@jacy
last night's Chief of War was incredibly difficult for me to watch as Kānaka ʻŌiwi (Native Hawaiian).
without spoiling, we've reached the point in the show where european colonizers have reached our shores, bringing with them western views, diseases, greed, weapons, and core values that forever changed the destiny of our Hawaiian people.
in law school, i wrote my 75-page thesis paper on requiring 5-year residency before you can buy land in Hawai'i.
i sought guidance from my constitutional law professor, who advised that it was 100% unconstitutional under federal American law.
"so i shouldn't write it then?" i asked.
"you abso-fucking-lutely should" he responded.

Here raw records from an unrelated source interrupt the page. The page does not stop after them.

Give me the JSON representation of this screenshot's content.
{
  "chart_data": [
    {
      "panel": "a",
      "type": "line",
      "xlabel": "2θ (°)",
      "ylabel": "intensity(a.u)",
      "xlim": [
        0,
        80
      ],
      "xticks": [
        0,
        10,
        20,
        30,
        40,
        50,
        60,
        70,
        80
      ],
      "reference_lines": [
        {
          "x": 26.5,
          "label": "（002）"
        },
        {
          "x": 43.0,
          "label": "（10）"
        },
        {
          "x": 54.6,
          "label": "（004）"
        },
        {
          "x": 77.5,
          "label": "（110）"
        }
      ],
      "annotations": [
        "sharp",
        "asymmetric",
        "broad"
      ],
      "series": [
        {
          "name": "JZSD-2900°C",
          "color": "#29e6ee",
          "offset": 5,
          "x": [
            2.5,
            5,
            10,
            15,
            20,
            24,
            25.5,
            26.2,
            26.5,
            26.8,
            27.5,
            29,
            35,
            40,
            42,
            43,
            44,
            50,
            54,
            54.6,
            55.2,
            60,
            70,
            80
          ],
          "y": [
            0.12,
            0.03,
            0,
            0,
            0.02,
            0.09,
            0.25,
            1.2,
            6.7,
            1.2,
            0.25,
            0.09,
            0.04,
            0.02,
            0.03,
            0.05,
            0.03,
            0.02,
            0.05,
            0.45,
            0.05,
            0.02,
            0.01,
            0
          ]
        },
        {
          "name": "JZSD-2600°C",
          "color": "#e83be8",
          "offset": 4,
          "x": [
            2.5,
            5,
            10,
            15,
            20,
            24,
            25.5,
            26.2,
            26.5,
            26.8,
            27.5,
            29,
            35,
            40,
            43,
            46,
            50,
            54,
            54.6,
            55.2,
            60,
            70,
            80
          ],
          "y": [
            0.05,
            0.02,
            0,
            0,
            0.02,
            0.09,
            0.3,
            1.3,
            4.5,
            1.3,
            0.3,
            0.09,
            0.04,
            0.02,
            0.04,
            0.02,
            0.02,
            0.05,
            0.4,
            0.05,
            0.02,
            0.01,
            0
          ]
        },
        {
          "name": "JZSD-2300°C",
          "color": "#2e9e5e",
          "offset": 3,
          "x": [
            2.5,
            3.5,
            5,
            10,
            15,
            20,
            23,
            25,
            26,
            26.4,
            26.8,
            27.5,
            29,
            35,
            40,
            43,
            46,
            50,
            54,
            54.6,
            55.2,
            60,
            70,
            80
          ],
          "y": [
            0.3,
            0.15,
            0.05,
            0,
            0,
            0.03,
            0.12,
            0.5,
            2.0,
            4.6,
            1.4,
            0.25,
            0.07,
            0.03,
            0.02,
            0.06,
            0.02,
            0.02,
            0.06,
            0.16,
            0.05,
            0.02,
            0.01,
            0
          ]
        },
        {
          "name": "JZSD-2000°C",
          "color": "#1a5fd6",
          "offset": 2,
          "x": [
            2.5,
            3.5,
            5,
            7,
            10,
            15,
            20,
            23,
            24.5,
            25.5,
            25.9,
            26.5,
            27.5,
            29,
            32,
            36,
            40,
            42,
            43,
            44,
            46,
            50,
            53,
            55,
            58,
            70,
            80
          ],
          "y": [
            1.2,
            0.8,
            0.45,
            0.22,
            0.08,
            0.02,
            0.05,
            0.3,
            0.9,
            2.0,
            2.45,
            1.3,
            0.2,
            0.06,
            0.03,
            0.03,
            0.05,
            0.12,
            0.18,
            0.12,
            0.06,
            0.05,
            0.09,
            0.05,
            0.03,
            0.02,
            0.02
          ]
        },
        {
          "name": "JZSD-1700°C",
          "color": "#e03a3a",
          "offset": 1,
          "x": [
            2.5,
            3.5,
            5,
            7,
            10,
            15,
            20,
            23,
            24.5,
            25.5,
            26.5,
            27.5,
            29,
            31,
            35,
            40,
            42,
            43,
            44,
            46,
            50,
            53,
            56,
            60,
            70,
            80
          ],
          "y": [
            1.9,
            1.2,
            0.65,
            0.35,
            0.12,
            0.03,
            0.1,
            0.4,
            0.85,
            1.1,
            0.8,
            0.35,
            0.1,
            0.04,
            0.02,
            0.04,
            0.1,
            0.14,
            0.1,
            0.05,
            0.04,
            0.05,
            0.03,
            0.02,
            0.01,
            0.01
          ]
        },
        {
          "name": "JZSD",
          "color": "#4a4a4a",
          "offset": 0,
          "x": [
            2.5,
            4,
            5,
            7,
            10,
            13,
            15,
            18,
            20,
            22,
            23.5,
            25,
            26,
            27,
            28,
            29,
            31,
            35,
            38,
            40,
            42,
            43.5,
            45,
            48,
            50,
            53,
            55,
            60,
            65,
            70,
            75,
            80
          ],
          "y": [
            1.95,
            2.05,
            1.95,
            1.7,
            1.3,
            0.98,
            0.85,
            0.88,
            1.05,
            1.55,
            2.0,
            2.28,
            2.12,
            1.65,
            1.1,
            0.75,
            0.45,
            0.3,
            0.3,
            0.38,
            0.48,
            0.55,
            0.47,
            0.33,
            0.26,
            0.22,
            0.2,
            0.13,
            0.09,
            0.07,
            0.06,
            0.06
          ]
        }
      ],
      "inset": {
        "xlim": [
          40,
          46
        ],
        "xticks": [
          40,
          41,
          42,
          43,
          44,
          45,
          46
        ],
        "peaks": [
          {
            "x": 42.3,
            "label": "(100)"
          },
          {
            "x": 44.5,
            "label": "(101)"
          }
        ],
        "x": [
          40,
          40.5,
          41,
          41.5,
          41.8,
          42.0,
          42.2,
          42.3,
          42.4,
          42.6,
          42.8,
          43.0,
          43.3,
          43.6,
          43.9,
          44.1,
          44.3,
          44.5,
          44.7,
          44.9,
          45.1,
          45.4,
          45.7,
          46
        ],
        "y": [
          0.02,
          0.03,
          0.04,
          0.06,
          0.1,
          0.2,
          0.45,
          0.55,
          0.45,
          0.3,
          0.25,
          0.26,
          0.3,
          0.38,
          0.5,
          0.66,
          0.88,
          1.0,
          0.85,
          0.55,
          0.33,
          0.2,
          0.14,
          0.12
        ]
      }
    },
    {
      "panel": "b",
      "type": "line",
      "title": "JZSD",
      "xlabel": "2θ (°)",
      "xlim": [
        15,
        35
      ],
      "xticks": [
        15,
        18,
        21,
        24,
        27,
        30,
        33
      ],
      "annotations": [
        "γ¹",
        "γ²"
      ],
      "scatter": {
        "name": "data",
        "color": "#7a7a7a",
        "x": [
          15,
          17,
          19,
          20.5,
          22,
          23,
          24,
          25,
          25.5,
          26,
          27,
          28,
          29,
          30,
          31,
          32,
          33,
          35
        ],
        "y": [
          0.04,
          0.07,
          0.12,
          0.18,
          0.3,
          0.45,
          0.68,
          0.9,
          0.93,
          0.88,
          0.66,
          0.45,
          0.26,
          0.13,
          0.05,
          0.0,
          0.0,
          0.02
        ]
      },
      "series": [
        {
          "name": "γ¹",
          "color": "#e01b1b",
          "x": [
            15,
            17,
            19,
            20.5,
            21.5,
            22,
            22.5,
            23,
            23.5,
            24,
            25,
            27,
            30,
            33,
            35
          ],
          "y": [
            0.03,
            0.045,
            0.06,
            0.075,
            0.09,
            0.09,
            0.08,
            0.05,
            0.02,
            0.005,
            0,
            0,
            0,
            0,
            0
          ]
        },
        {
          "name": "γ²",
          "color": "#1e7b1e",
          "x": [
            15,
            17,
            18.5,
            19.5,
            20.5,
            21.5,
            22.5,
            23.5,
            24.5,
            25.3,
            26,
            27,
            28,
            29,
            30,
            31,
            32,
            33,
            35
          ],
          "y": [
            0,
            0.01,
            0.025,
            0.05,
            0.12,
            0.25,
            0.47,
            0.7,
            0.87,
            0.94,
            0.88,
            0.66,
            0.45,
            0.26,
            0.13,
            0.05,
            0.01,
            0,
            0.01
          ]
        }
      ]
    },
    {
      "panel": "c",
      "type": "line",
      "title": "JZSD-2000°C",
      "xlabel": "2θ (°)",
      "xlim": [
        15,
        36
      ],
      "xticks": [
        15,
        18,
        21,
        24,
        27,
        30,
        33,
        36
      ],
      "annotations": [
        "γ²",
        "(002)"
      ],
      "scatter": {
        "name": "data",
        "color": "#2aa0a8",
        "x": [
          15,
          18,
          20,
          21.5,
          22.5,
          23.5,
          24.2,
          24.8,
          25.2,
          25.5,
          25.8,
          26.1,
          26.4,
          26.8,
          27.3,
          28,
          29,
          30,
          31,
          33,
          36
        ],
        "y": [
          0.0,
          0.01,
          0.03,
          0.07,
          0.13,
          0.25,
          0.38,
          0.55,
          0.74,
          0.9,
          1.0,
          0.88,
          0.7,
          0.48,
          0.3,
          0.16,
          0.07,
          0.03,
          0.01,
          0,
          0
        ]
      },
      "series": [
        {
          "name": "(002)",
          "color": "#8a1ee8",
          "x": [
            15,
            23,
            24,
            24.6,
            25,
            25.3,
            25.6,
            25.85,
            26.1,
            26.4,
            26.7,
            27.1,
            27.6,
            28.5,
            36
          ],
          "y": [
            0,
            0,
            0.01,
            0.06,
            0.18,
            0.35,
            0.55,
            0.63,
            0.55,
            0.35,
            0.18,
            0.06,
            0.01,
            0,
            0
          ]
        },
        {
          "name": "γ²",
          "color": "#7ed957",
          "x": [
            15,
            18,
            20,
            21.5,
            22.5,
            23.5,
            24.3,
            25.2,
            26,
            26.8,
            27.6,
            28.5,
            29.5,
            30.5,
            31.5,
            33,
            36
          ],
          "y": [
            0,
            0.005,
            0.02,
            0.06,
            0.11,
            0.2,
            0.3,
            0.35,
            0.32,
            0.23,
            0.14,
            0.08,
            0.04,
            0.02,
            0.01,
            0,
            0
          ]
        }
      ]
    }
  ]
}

these are often tough conversations for "paleskin" people (as they're referred to in Chief of War" to hear. but Hawai'i - like many other indigenous locations around the globe - is a stolen land.
not just colonized - quite literally, our Queen was overthrown and our lands were stolen - as they continue to be today by people like mark zuckerberg with his quiet buyouts of kuleana lands and squeezing locals out of their homes where they can no longer afford property taxes and price hikes.
and to ignore that history is at the expense and peril of the shrinking remainder of native hawaiians who exist in the world today.
Chief of War has its flaws (it's def no Game of Thrones) and it is primarily subtitled in ʻŌlelo Hawaiʻi, our native language - so it requires extra effort.
but it is worth watching, imho, if you find this sort of stuff even remotely curious.